Anteriormente se suponía que era necesario que el pecador permaneciera bajo convicción por largo tiempo; y no era raro escuchar a los antiguos profesores de religión decir que estuvieron bajo convicción por tantos meses o años antes de hallar alivio y que claramente tenían la impresión de que mientras más tiempo se esté bajo convicción, mayor era la evidencia de que la conversión había sido verdadera. Enseñamos precisamente lo opuesto de esto. Insistí que si permanecían mucho tiempo bajo convicción se estaba bajo el riesgo de caer en la autojusticia, en el sentido de que si la persona llega a pensar que ya ha orado bastante y hecho mucho para persuadir a Dios de que le salve, finalmente se conformarán con una falsa esperanza. Les dijimos que con esta convicción prolongada se ponían en peligro de contristar al Espíritu Santo hasta apartarlo y que cuando la angustia de sus mentes haya cesado, una reacción natural tendría lugar, se sentirían menos angustiados y quizá cómodos en su mente, por lo que estarían en riesgo de inferir que estaban convertidos; y el simple pensamiento de que posiblemente estaban convertidos podía crear un grado de gozo que era posible confundir con el gozo y la paz cristiana; y que este estado de la mente podía engañarles aún más al haber encontrado supuesta evidencia de su conversión.

Tratamos intensamente de que esta falsa enseñanza fuera desechada, es decir, esta idea de que era necesario que el pecador permaneciera por mucho tiempo bajo convicción.
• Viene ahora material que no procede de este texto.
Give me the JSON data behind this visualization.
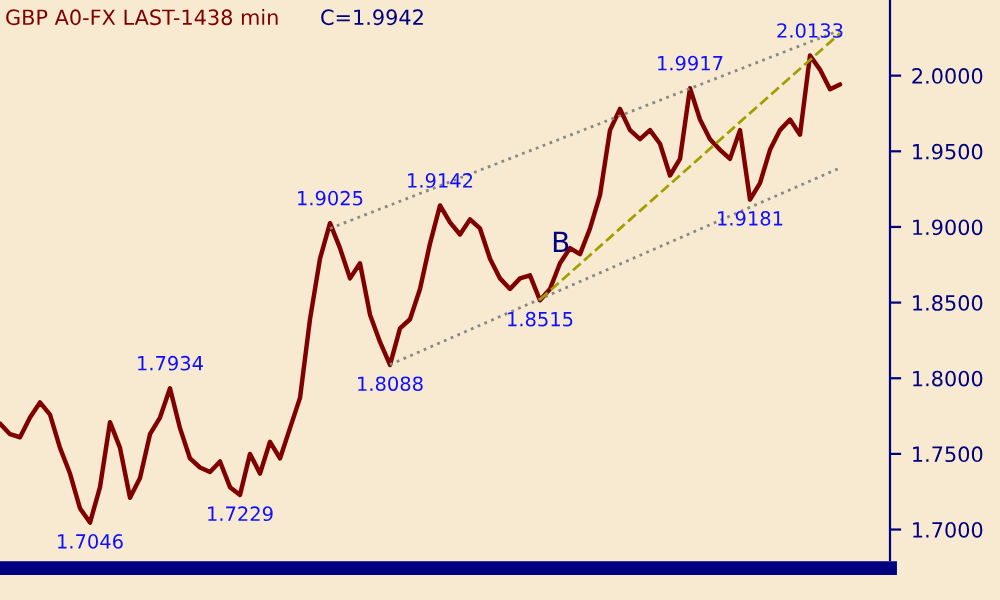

Insistimos entonces, como siempre lo he hecho, en la sumisión inmediata como lo único que Dios podía aceptar de parte de ellos; y que toda tardanza, bajo cualquier pretexto, era solo rebelión en contra de Dios. Se volvió muy común, gracias a esta enseñanza, que la gente recibiera convicción y se convirtiera en el curso de pocas horas, y algunas veces en el curso de pocos minutos. Estas conversiones tan súbitas resultaron alarmantes para mucha gente buena y como es natural temían e incluso predecían que estos convertidos terminarían extraviándose, probando así que realmente no se habían convertido firmemente. Sin embargo, los hechos probaron que entre aquellos que se convirtieron súbitamente se hallaron algunos de los cristianos más poderosos que aquella región del condado jamás hubiera conocido: esto también es lo que he comprobado en la experiencia que me han dado todos los años de mi ministerio.

He dicho anteriormente que el señor Aikin respondió de forma privada a algunas de las cartas del señor Nettleton y del doctor Beecher. Algunas de las cartas de Beecher llegaron a las imprentas, mas no se hizo declaración pública acerca de ellas por parte nuestra. Las respuestas del señor Aikin, que fueron enviadas por correo, no parecieron hacer ninguna diferencia en la oposición presentada por el señor Nettleton y por el doctor Beecher. Por una carta que por aquel tiempo el doctor Beecher le escribió al doctor Taylor de New Haven, podía verse que alguien había impreso en él la idea de que los hermanos que trabajaban en la promoción de esos avivamientos eran deshonestos. En esa carta aseguraba que el espíritu de la mentira era tan predominante en los avivamientos, que los hermanos involucrados en ellos no podían ser creídos en lo absoluto. Esta carta de Beecher al doctor Taylor llegó a la imprenta. De esta misiva tengo una copia que guardo en algún lugar, entre mis papeles, como también conservo algunas de las cartas del señor Nettleton. Si esta carta del doctor Beecher volviera a ser publicada, la gente de la región en la cual aquellos avivamientos prevalecieron pensaría que es muy extraño que el doctor Beecher hubiera escrito, aún en una comunicación privada, cosas semejantes de los ministros y cristianos involucrados en la promoción de aquellos grandes y maravillosos avivamientos. En otro momento podré decir más acerca de la oposición del doctor Beecher y del señor Nettleton a estos gloriosos avivamientos.